Sex Workers' Experiences of Violence Are Associated with Contraceptive Choices, Study Finds


December 15, 2021

WASHINGTON, DC (November 16, 2021)—Many sex workers use contraception and experience violence from clients and intimate partners, but are different kinds of violence associated with different contraceptive choices among women sex workers? In a study selected as the Editor's Choice for the November/December issue of Women's Health Issues, authors found that women sex workers who experience violence by intimate partners were more likely to select contraceptive methods they could use without the involvement or knowledge of partners.
 
Women’s Health Issues is the official journal of the Jacobs Institute of Women’s Health, which is based in the Department of Health Policy and Management at Milken Institute School of Public Health (Milken Institute SPH) at the George Washington University.
 
Jessica L. Zemlak, currently an assistant professor at the Marquette University College of Nursing, was a doctoral student at the Johns Hopkins University School of Nursing when she conducted the research along with colleagues from the Johns Hopkins Bloomberg School of Public Health. The team used data from the SAPPHIRE study, a research project focused on women sex workers in Baltimore. In the current study, the researchers asked 250 participants aged 18 to 49 about contraceptive use, and categorized methods as being partner-controlled (e.g., condoms) or woman-controlled (e.g., birth control pills, contraceptive implants or injections, or tubal ligation). They also inquired about lifetime experiences of physical or sexual violence and found that 52 percent of women reported intimate partner violence and 58 percent violence from clients. Participants who experienced violence by intimate partners had more than twice the odds of using woman-controlled contraceptive methods, compared to those who did not experience intimate partner violence. They did not find a significant relationship between experiences of client violence and woman-controlled contraception.
 
“Clinicians screening for interpersonal violence should consider adding detailed questions regarding relationship context given that this study found perpetrator type is associated with women’s contraceptive use,” the authors advise.
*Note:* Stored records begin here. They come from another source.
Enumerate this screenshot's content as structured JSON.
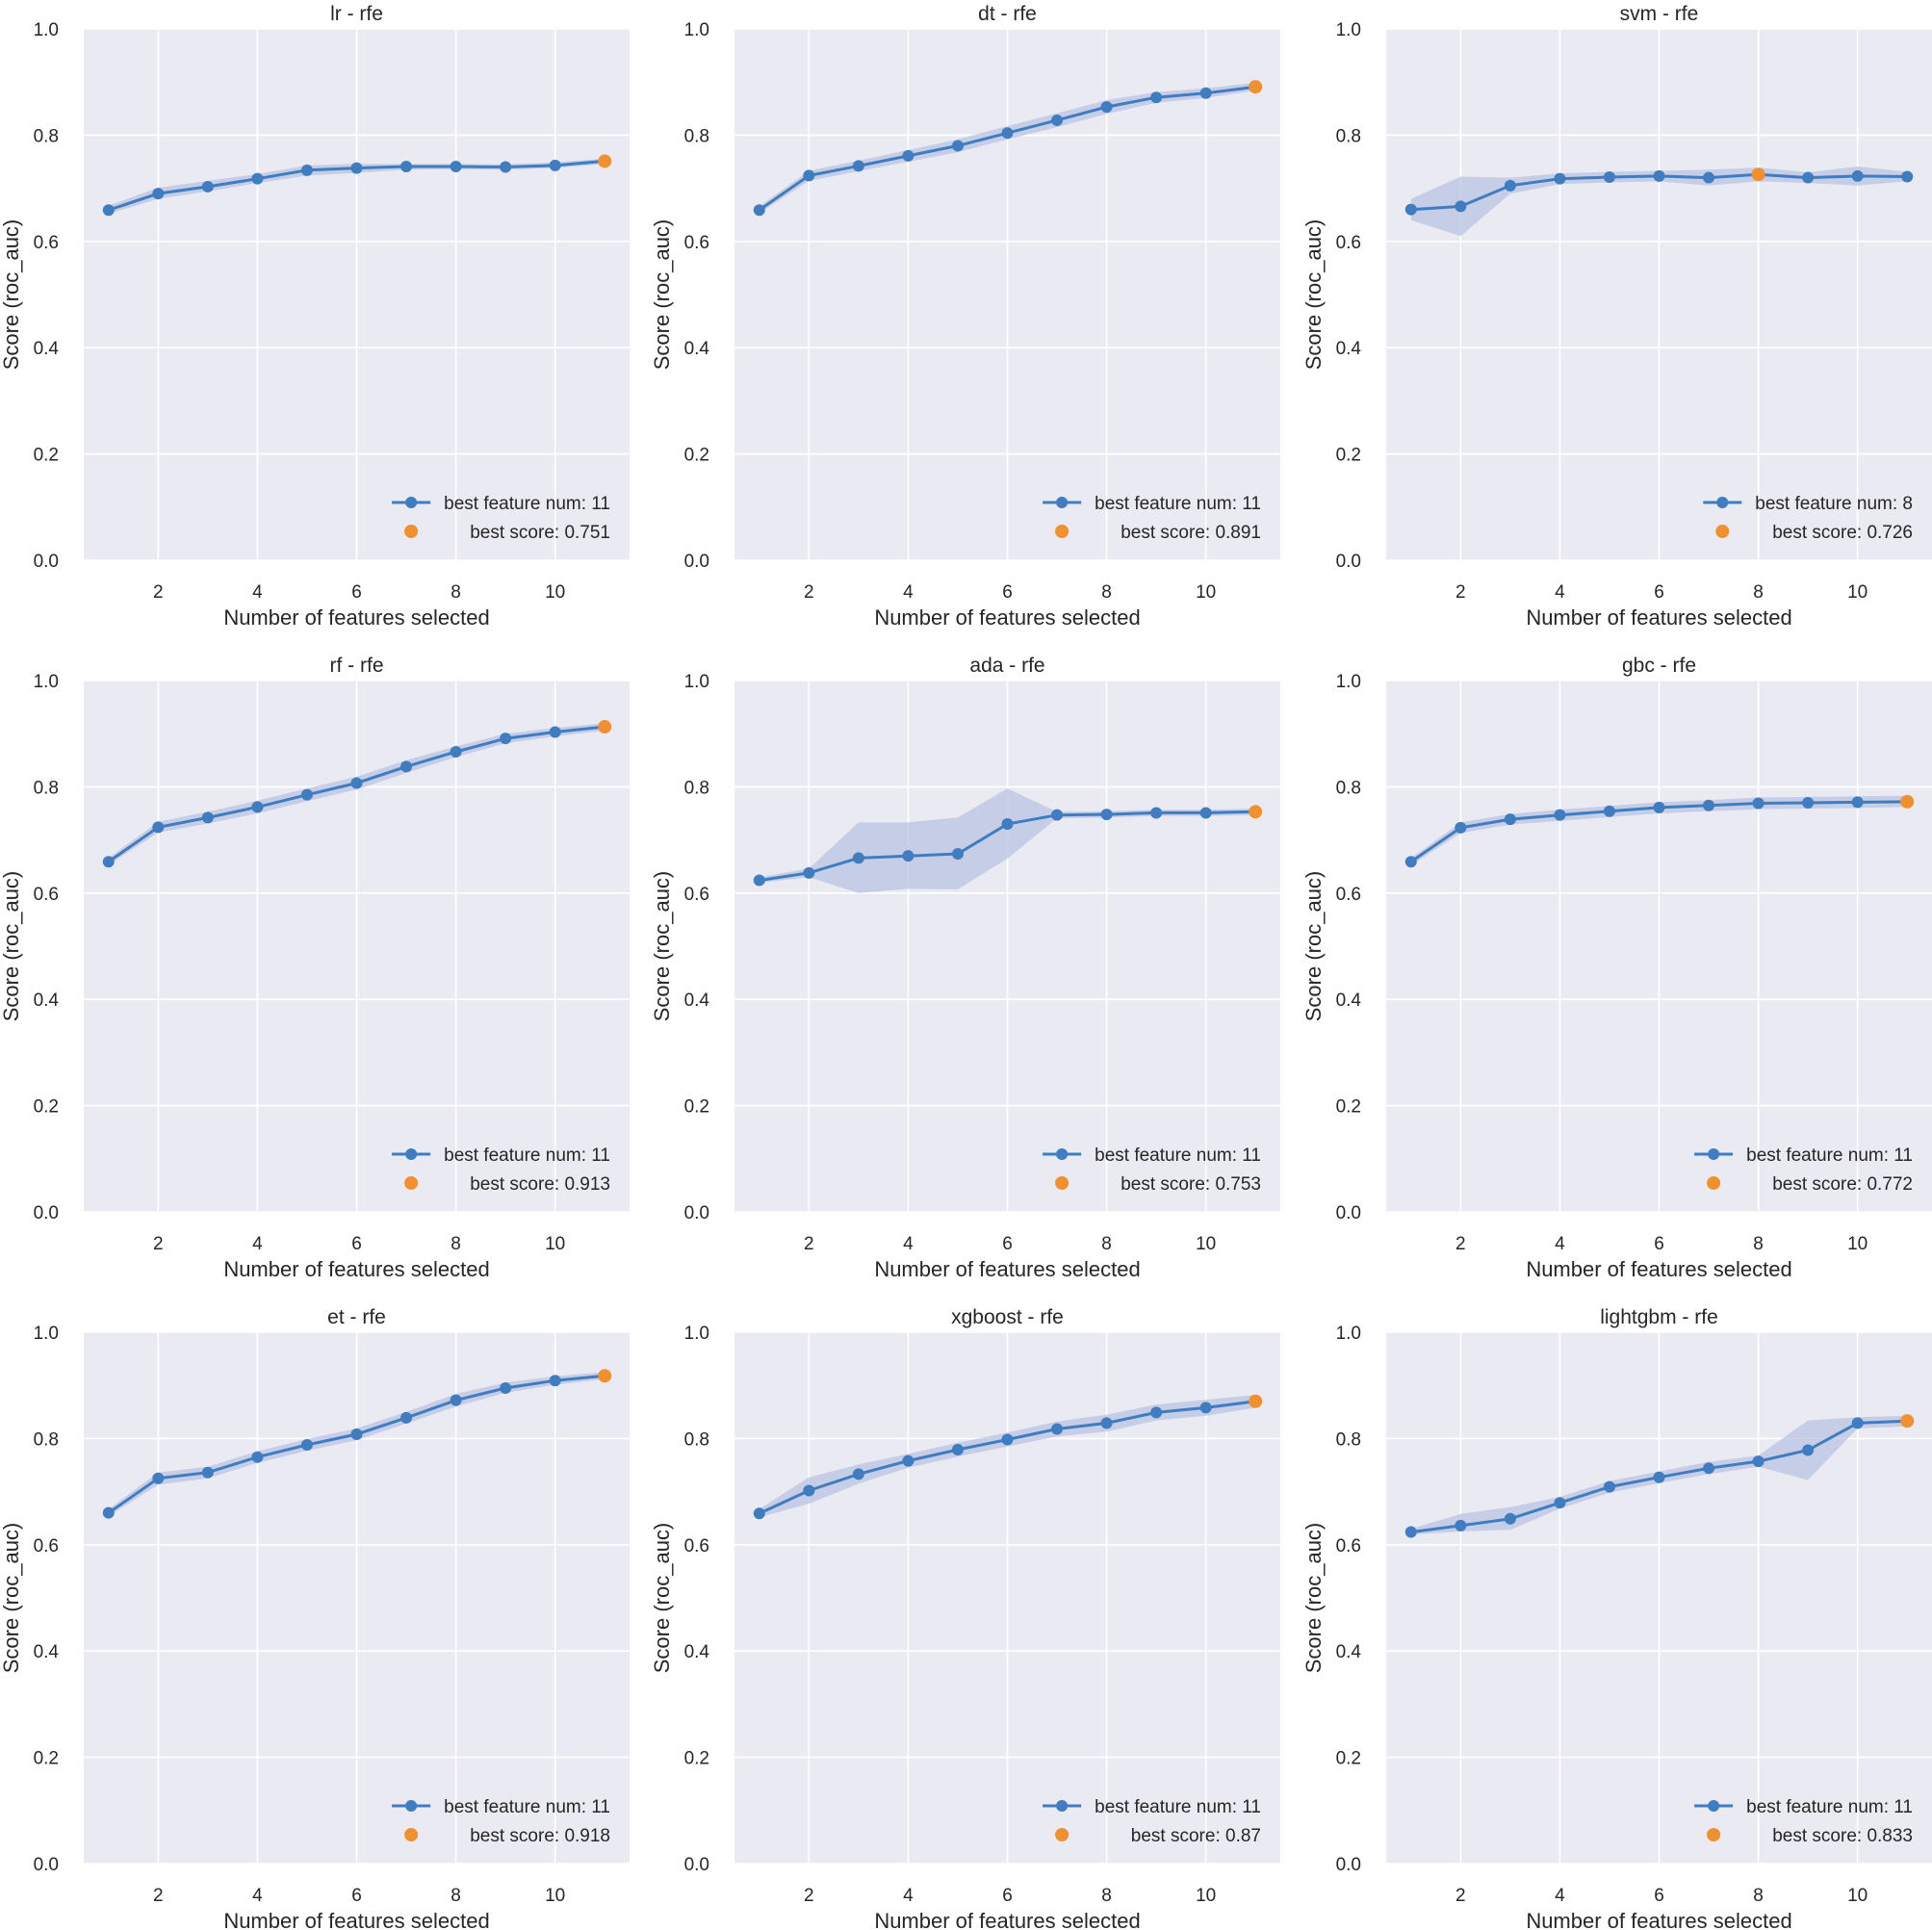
{
  "colors": {
    "panel_bg": "#eaeaf2",
    "grid": "#ffffff",
    "line": "#3f7dc0",
    "band": "#b9c3e2",
    "best": "#f0902f",
    "text": "#262626"
  },
  "chart_data": [
    {
      "type": "line",
      "title": "lr - rfe",
      "xlabel": "Number of features selected",
      "ylabel": "Score (roc_auc)",
      "x": [
        1,
        2,
        3,
        4,
        5,
        6,
        7,
        8,
        9,
        10,
        11
      ],
      "y": [
        0.659,
        0.69,
        0.703,
        0.718,
        0.734,
        0.738,
        0.741,
        0.741,
        0.74,
        0.743,
        0.751
      ],
      "y_lower": [
        0.652,
        0.68,
        0.694,
        0.71,
        0.724,
        0.729,
        0.735,
        0.736,
        0.735,
        0.738,
        0.746
      ],
      "y_upper": [
        0.667,
        0.701,
        0.714,
        0.727,
        0.743,
        0.746,
        0.746,
        0.746,
        0.745,
        0.749,
        0.756
      ],
      "best_x": 11,
      "best_y": 0.751,
      "ylim": [
        0.0,
        1.0
      ],
      "xlim": [
        0.5,
        11.5
      ],
      "yticks": [
        "0.0",
        "0.2",
        "0.4",
        "0.6",
        "0.8",
        "1.0"
      ],
      "xticks": [
        "2",
        "4",
        "6",
        "8",
        "10"
      ],
      "legend": [
        "best feature num: 11",
        "best score: 0.751"
      ],
      "legend_position": "lower-right"
    },
    {
      "type": "line",
      "title": "dt - rfe",
      "xlabel": "Number of features selected",
      "ylabel": "Score (roc_auc)",
      "x": [
        1,
        2,
        3,
        4,
        5,
        6,
        7,
        8,
        9,
        10,
        11
      ],
      "y": [
        0.659,
        0.724,
        0.742,
        0.761,
        0.78,
        0.804,
        0.828,
        0.853,
        0.871,
        0.879,
        0.891
      ],
      "y_lower": [
        0.653,
        0.714,
        0.732,
        0.75,
        0.768,
        0.792,
        0.815,
        0.84,
        0.861,
        0.87,
        0.884
      ],
      "y_upper": [
        0.666,
        0.733,
        0.752,
        0.772,
        0.792,
        0.817,
        0.841,
        0.866,
        0.881,
        0.888,
        0.899
      ],
      "best_x": 11,
      "best_y": 0.891,
      "ylim": [
        0.0,
        1.0
      ],
      "xlim": [
        0.5,
        11.5
      ],
      "yticks": [
        "0.0",
        "0.2",
        "0.4",
        "0.6",
        "0.8",
        "1.0"
      ],
      "xticks": [
        "2",
        "4",
        "6",
        "8",
        "10"
      ],
      "legend": [
        "best feature num: 11",
        "best score: 0.891"
      ],
      "legend_position": "lower-right"
    },
    {
      "type": "line",
      "title": "svm - rfe",
      "xlabel": "Number of features selected",
      "ylabel": "Score (roc_auc)",
      "x": [
        1,
        2,
        3,
        4,
        5,
        6,
        7,
        8,
        9,
        10,
        11
      ],
      "y": [
        0.66,
        0.666,
        0.705,
        0.718,
        0.721,
        0.723,
        0.72,
        0.726,
        0.72,
        0.723,
        0.722
      ],
      "y_lower": [
        0.64,
        0.61,
        0.69,
        0.708,
        0.711,
        0.713,
        0.705,
        0.713,
        0.71,
        0.705,
        0.713
      ],
      "y_upper": [
        0.68,
        0.722,
        0.72,
        0.728,
        0.731,
        0.733,
        0.735,
        0.739,
        0.73,
        0.741,
        0.731
      ],
      "best_x": 8,
      "best_y": 0.726,
      "ylim": [
        0.0,
        1.0
      ],
      "xlim": [
        0.5,
        11.5
      ],
      "yticks": [
        "0.0",
        "0.2",
        "0.4",
        "0.6",
        "0.8",
        "1.0"
      ],
      "xticks": [
        "2",
        "4",
        "6",
        "8",
        "10"
      ],
      "legend": [
        "best feature num: 8",
        "best score: 0.726"
      ],
      "legend_position": "lower-right"
    },
    {
      "type": "line",
      "title": "rf - rfe",
      "xlabel": "Number of features selected",
      "ylabel": "Score (roc_auc)",
      "x": [
        1,
        2,
        3,
        4,
        5,
        6,
        7,
        8,
        9,
        10,
        11
      ],
      "y": [
        0.659,
        0.724,
        0.742,
        0.762,
        0.785,
        0.807,
        0.838,
        0.866,
        0.891,
        0.903,
        0.913
      ],
      "y_lower": [
        0.653,
        0.714,
        0.731,
        0.75,
        0.773,
        0.795,
        0.826,
        0.856,
        0.882,
        0.895,
        0.906
      ],
      "y_upper": [
        0.666,
        0.734,
        0.753,
        0.774,
        0.797,
        0.819,
        0.85,
        0.876,
        0.9,
        0.911,
        0.92
      ],
      "best_x": 11,
      "best_y": 0.913,
      "ylim": [
        0.0,
        1.0
      ],
      "xlim": [
        0.5,
        11.5
      ],
      "yticks": [
        "0.0",
        "0.2",
        "0.4",
        "0.6",
        "0.8",
        "1.0"
      ],
      "xticks": [
        "2",
        "4",
        "6",
        "8",
        "10"
      ],
      "legend": [
        "best feature num: 11",
        "best score: 0.913"
      ],
      "legend_position": "lower-right"
    },
    {
      "type": "line",
      "title": "ada - rfe",
      "xlabel": "Number of features selected",
      "ylabel": "Score (roc_auc)",
      "x": [
        1,
        2,
        3,
        4,
        5,
        6,
        7,
        8,
        9,
        10,
        11
      ],
      "y": [
        0.624,
        0.638,
        0.666,
        0.67,
        0.674,
        0.73,
        0.747,
        0.748,
        0.751,
        0.751,
        0.753
      ],
      "y_lower": [
        0.619,
        0.63,
        0.6,
        0.608,
        0.607,
        0.665,
        0.741,
        0.742,
        0.745,
        0.745,
        0.747
      ],
      "y_upper": [
        0.63,
        0.646,
        0.733,
        0.733,
        0.742,
        0.797,
        0.753,
        0.754,
        0.757,
        0.757,
        0.759
      ],
      "best_x": 11,
      "best_y": 0.753,
      "ylim": [
        0.0,
        1.0
      ],
      "xlim": [
        0.5,
        11.5
      ],
      "yticks": [
        "0.0",
        "0.2",
        "0.4",
        "0.6",
        "0.8",
        "1.0"
      ],
      "xticks": [
        "2",
        "4",
        "6",
        "8",
        "10"
      ],
      "legend": [
        "best feature num: 11",
        "best score: 0.753"
      ],
      "legend_position": "lower-right"
    },
    {
      "type": "line",
      "title": "gbc - rfe",
      "xlabel": "Number of features selected",
      "ylabel": "Score (roc_auc)",
      "x": [
        1,
        2,
        3,
        4,
        5,
        6,
        7,
        8,
        9,
        10,
        11
      ],
      "y": [
        0.659,
        0.723,
        0.739,
        0.747,
        0.754,
        0.761,
        0.765,
        0.769,
        0.77,
        0.771,
        0.772
      ],
      "y_lower": [
        0.652,
        0.713,
        0.729,
        0.736,
        0.743,
        0.75,
        0.754,
        0.758,
        0.759,
        0.76,
        0.762
      ],
      "y_upper": [
        0.666,
        0.733,
        0.749,
        0.757,
        0.764,
        0.771,
        0.775,
        0.78,
        0.781,
        0.782,
        0.783
      ],
      "best_x": 11,
      "best_y": 0.772,
      "ylim": [
        0.0,
        1.0
      ],
      "xlim": [
        0.5,
        11.5
      ],
      "yticks": [
        "0.0",
        "0.2",
        "0.4",
        "0.6",
        "0.8",
        "1.0"
      ],
      "xticks": [
        "2",
        "4",
        "6",
        "8",
        "10"
      ],
      "legend": [
        "best feature num: 11",
        "best score: 0.772"
      ],
      "legend_position": "lower-right"
    },
    {
      "type": "line",
      "title": "et - rfe",
      "xlabel": "Number of features selected",
      "ylabel": "Score (roc_auc)",
      "x": [
        1,
        2,
        3,
        4,
        5,
        6,
        7,
        8,
        9,
        10,
        11
      ],
      "y": [
        0.66,
        0.725,
        0.736,
        0.765,
        0.788,
        0.808,
        0.839,
        0.872,
        0.895,
        0.909,
        0.918
      ],
      "y_lower": [
        0.654,
        0.713,
        0.725,
        0.754,
        0.777,
        0.797,
        0.828,
        0.86,
        0.886,
        0.901,
        0.912
      ],
      "y_upper": [
        0.667,
        0.736,
        0.747,
        0.776,
        0.799,
        0.819,
        0.85,
        0.884,
        0.905,
        0.917,
        0.925
      ],
      "best_x": 11,
      "best_y": 0.918,
      "ylim": [
        0.0,
        1.0
      ],
      "xlim": [
        0.5,
        11.5
      ],
      "yticks": [
        "0.0",
        "0.2",
        "0.4",
        "0.6",
        "0.8",
        "1.0"
      ],
      "xticks": [
        "2",
        "4",
        "6",
        "8",
        "10"
      ],
      "legend": [
        "best feature num: 11",
        "best score: 0.918"
      ],
      "legend_position": "lower-right"
    },
    {
      "type": "line",
      "title": "xgboost - rfe",
      "xlabel": "Number of features selected",
      "ylabel": "Score (roc_auc)",
      "x": [
        1,
        2,
        3,
        4,
        5,
        6,
        7,
        8,
        9,
        10,
        11
      ],
      "y": [
        0.659,
        0.702,
        0.733,
        0.758,
        0.779,
        0.798,
        0.818,
        0.829,
        0.849,
        0.858,
        0.87
      ],
      "y_lower": [
        0.652,
        0.677,
        0.715,
        0.745,
        0.766,
        0.785,
        0.804,
        0.813,
        0.834,
        0.843,
        0.858
      ],
      "y_upper": [
        0.667,
        0.727,
        0.751,
        0.771,
        0.792,
        0.811,
        0.832,
        0.845,
        0.864,
        0.873,
        0.882
      ],
      "best_x": 11,
      "best_y": 0.87,
      "ylim": [
        0.0,
        1.0
      ],
      "xlim": [
        0.5,
        11.5
      ],
      "yticks": [
        "0.0",
        "0.2",
        "0.4",
        "0.6",
        "0.8",
        "1.0"
      ],
      "xticks": [
        "2",
        "4",
        "6",
        "8",
        "10"
      ],
      "legend": [
        "best feature num: 11",
        "best score: 0.87"
      ],
      "legend_position": "lower-right"
    },
    {
      "type": "line",
      "title": "lightgbm - rfe",
      "xlabel": "Number of features selected",
      "ylabel": "Score (roc_auc)",
      "x": [
        1,
        2,
        3,
        4,
        5,
        6,
        7,
        8,
        9,
        10,
        11
      ],
      "y": [
        0.624,
        0.636,
        0.649,
        0.679,
        0.709,
        0.727,
        0.744,
        0.757,
        0.778,
        0.829,
        0.833
      ],
      "y_lower": [
        0.619,
        0.625,
        0.628,
        0.668,
        0.698,
        0.716,
        0.733,
        0.747,
        0.722,
        0.819,
        0.823
      ],
      "y_upper": [
        0.63,
        0.658,
        0.671,
        0.69,
        0.72,
        0.738,
        0.756,
        0.768,
        0.834,
        0.84,
        0.843
      ],
      "best_x": 11,
      "best_y": 0.833,
      "ylim": [
        0.0,
        1.0
      ],
      "xlim": [
        0.5,
        11.5
      ],
      "yticks": [
        "0.0",
        "0.2",
        "0.4",
        "0.6",
        "0.8",
        "1.0"
      ],
      "xticks": [
        "2",
        "4",
        "6",
        "8",
        "10"
      ],
      "legend": [
        "best feature num: 11",
        "best score: 0.833"
      ],
      "legend_position": "lower-right"
    }
  ]
}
They also recommend policies “supporting access to integrated, holistic reproductive care including woman-controlled contraception and HIV/sexually transmitted infection prevention services.”
 
“Sex workers are an important population to study, given their health risks and unique circumstances,” said Amita Vyas, Editor-in-Chief of Women's Health Issues and associate professor of prevention and community health at Milken Institute SPH. “These findings can support stronger services and policies to empower sex workers to control their lives and health.”
 
Interpersonal Violence and Contraceptive Method Use by Women Sex Workers” has been published in the November/December 2021 issue of Women’s Health Issues.